Deterioration in the quality of life may affect sleep similarly to fatigue, which can be an obvious consequence of suffering from sleep disorders long term. Like in other studies, in our study, as expected, sleep disorders among patients suffering from PsA and Ps were linked with deterioration of life quality assessed using the HAQ questionnaire and with the increase of fatigue assessed by the fatigue subscale of the FACIT-F questionnaire in both groups of patients [19, 29].

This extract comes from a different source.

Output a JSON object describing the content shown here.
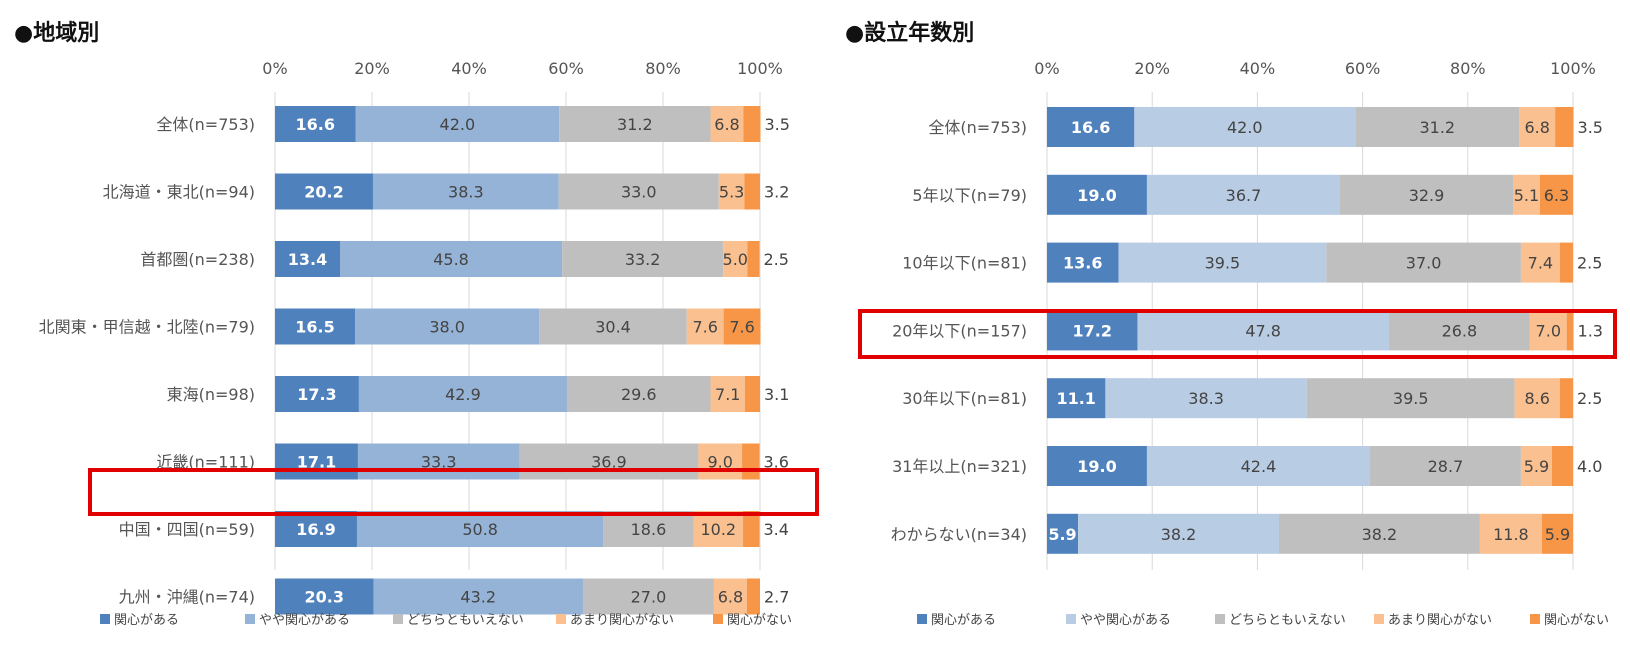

No link was observed between sleep disorders in patients under methotrexate treatment, similar to the Gezer et al. study [19], while in the group of patients treated with anti-TNF-α, the quality of sleep was significantly better than among other patients. An improvement in sleep quality among PsA and Ps patients during anti-TNF-α therapy was described by Strober et al. [28] and Wu et al. [30].

Conclusions

Poor sleep quality in patients suffering from PsA or Ps is a frequent symptom which is overlooked during routine medical examinations. The deterioration in the quality of sleep is related to the deterioration of the patient’s life quality and the severity of experienced fatigue. In our study, sleep disorders were significantly more frequent in patients with arthritis. The main factors affecting the occurrence of sleep disorders in PsA patients were: the severity of pain assessed by the VAS scale, number of painful joints, increase in CRP, age of patients and time the patient suffered from psoriasis. In the group of patients suffering from Ps alone, in addition to the age of patients and the duration of suffering from psoriasis, the deterioration in sleep quality was related to the severity of skin disease assessed using the PASI index. Worsening of sleep quality in patients with PsA and Ps may be triggered by many factors, and it also seems to lead to other disorders. Due to the multidimensional nature of this problem, treatment of sleep disorders in PsA and Ps patients, aside from sleeping pills, should also include psychotherapy and effective treatment of the underlying disease.